A pesquisa, conduzida em Marselha, na França, utilizou imagens de alta velocidade, medições e modelagem mecânica para entender o fechamento. Os cientistas descartaram a teoria de simples redistribuição de água entre células como causa principal.
Os autores mostram que a amolecimento rápido das paredes celulares na camada externa da armadilha inicia o fechamento. O processo ocorre em menos de um segundo, podendo completar-se em cerca de 0,1 segundo após estímulo adequado.
Detalhes do estudo
Segundo os pesquisadores, os pelos gatilhos situados no interior da armadilha detectam dois toques em curto intervalo de tempo, o que dispara o estalo de fechamento. O movimento é resultado de uma armação mecânica previamente carregada na folha.
O amolecimento das paredes ocorre em torno de 30 a 40% na camada epidérmica externa, liberando tensões internas do tecido. Esse relaxamento facilita a curvatura da armadilha, que se fecha e isola o inseto.
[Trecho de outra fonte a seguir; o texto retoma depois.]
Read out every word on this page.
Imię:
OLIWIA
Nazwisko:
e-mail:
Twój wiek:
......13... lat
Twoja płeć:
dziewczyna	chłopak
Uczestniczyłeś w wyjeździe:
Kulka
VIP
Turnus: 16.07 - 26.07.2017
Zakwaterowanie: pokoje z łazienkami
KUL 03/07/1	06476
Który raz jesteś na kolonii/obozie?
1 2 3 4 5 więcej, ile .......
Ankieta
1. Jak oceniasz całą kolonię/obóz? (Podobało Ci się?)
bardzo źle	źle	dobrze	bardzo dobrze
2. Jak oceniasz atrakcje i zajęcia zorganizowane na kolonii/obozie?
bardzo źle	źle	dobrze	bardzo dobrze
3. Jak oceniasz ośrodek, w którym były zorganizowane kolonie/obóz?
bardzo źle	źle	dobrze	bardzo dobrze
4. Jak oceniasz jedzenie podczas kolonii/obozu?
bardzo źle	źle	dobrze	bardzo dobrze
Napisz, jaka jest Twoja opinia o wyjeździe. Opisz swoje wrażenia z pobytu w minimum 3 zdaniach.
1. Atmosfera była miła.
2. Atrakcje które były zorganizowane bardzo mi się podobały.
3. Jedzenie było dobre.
Ao concluírem o fechamento, a planta retém a presa para a digestão do líquido nutritivo produzido pelo processo. Posteriormente, a armadilha reabre, deixando apenas o exoesqueleto vazio do inseto.
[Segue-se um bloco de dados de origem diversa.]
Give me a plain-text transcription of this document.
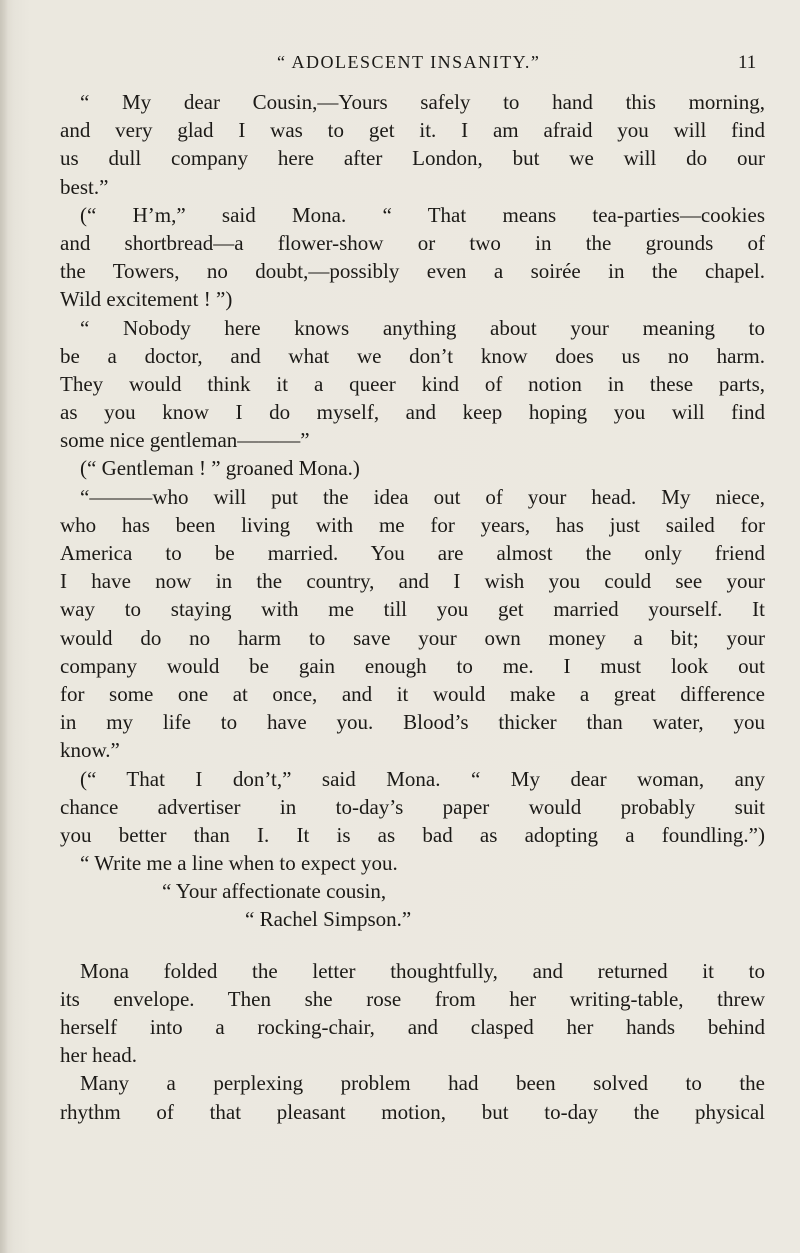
“ ADOLESCENT INSANITY.”	11
“ My dear Cousin,—Yours safely to hand this morning,
and very glad I was to get it. I am afraid you will find
us dull company here after London, but we will do our
best.”
(“ H’m,” said Mona. “ That means tea-parties—cookies
and shortbread—a flower-show or two in the grounds of
the Towers, no doubt,—possibly even a soirée in the chapel.
Wild excitement ! ”)
“ Nobody here knows anything about your meaning to
be a doctor, and what we don’t know does us no harm.
They would think it a queer kind of notion in these parts,
as you know I do myself, and keep hoping you will find
some nice gentleman———”
(“ Gentleman ! ” groaned Mona.)
“———who will put the idea out of your head. My niece,
who has been living with me for years, has just sailed for
America to be married. You are almost the only friend
I have now in the country, and I wish you could see your
way to staying with me till you get married yourself. It
would do no harm to save your own money a bit; your
company would be gain enough to me. I must look out
for some one at once, and it would make a great difference
in my life to have you. Blood’s thicker than water, you
know.”
(“ That I don’t,” said Mona. “ My dear woman, any
chance advertiser in to-day’s paper would probably suit
you better than I. It is as bad as adopting a foundling.”)
“ Write me a line when to expect you.
“ Your affectionate cousin,
“ Rachel Simpson.”
Mona folded the letter thoughtfully, and returned it to
its envelope. Then she rose from her writing-table, threw
herself into a rocking-chair, and clasped her hands behind
her head.
Many a perplexing problem had been solved to the
rhythm of that pleasant motion, but to-day the physical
Os pesquisadores ressaltam que a dioneia utiliza um mecanismo de movimentação baseado na modulação dinâmica das propriedades mecânicas do próprio tecido. A descoberta pode inspirar o desenvolvimento de robôs flexíveis e materiais inteligentes no futuro.
Os autores indicam que a rapidez de fechamento da armadilha é notável do ponto de vista evolutivo, já que a captura ocorre em escalas temporais de aproximadamente um segundo. A pesquisa também amplia o entendimento sobre a variedade de estratégias evolutivas entre plantas carnívoras.